(This answer has nothing to do with regular expressions, but it covers some use cases.)
I don't know if this works for your use case. But it looks like you are trying to find whether a word (or a close misspelling) is in your text. If the text is separated by spaces, and your word does not contain spaces, you could try something like:
nopunct(s) = filter(c -> !ispunct(c), s)
nfcl(s) = normalize_string(s, decompose=true, compat=true, casefold=true,
stripmark=true, stripignore=true)
canonicalize(s) = nopunct(nfcl(s))
fuzzy(needle, haystack, n) = any(
w -> levenshtein(w, canonicalize(needle)) < n,
split(canonicalize(haystack)))
What this does is, roughly:
nfcl
normalizes strings with similar "human" appearances, by stripping out accents, ignoring case, and performing unicode normalization. This is pretty useful for fuzzy matching:
julia> nfcl("Ce texte est en français.")
"ce texte est en francais."
nopunct
strips punctuation characters, further simplifying the string.
julia> nopunct("Hello, World!")
"Hello World"
canonicalize
simply combines these two transformations.
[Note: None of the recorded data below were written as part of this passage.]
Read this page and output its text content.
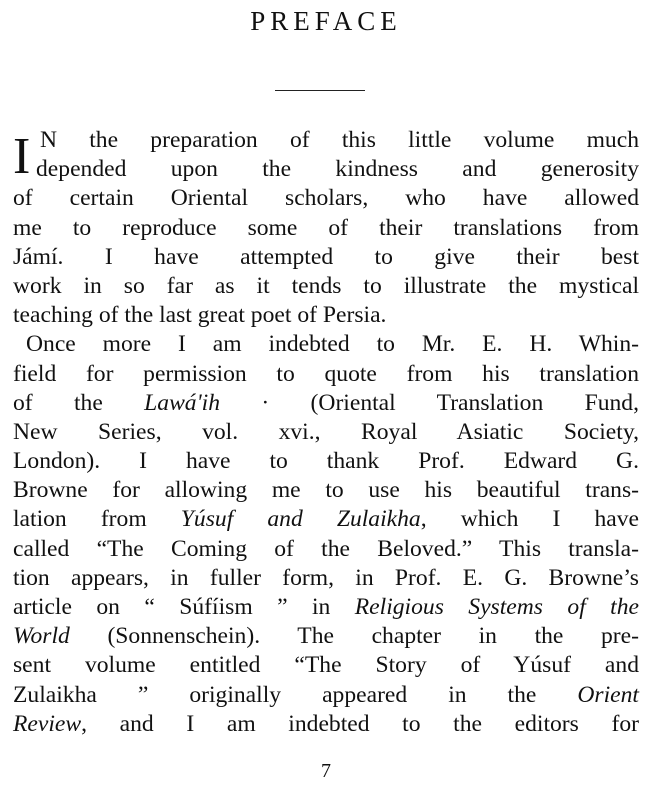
PREFACE
I N the preparation of this little volume much
depended upon the kindness and generosity
of certain Oriental scholars, who have allowed
me to reproduce some of their translations from
Jámí. I have attempted to give their best
work in so far as it tends to illustrate the mystical
teaching of the last great poet of Persia.
Once more I am indebted to Mr. E. H. Whin-
field for permission to quote from his translation
of the Lawá'ih · (Oriental Translation Fund,
New Series, vol. xvi., Royal Asiatic Society,
London). I have to thank Prof. Edward G.
Browne for allowing me to use his beautiful trans-
lation from Yúsuf and Zulaikha, which I have
called “The Coming of the Beloved.” This transla-
tion appears, in fuller form, in Prof. E. G. Browne’s
article on “ Súfíism ” in Religious Systems of the
World (Sonnenschein). The chapter in the pre-
sent volume entitled “The Story of Yúsuf and
Zulaikha ” originally appeared in the Orient
Review, and I am indebted to the editors for
7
Then we check whether any of the words in the haystack (split by whitespace) are within n
of the needle.
Examples:
julia> fuzzy("Robert", "My name is robrt.", 2)
true
julia> fuzzy("Robert", "My name is john.", 2)
false
This is by no means a complete solution, but it covers a lot of common use cases. For more advanced use cases, you should look into the subject in more depth.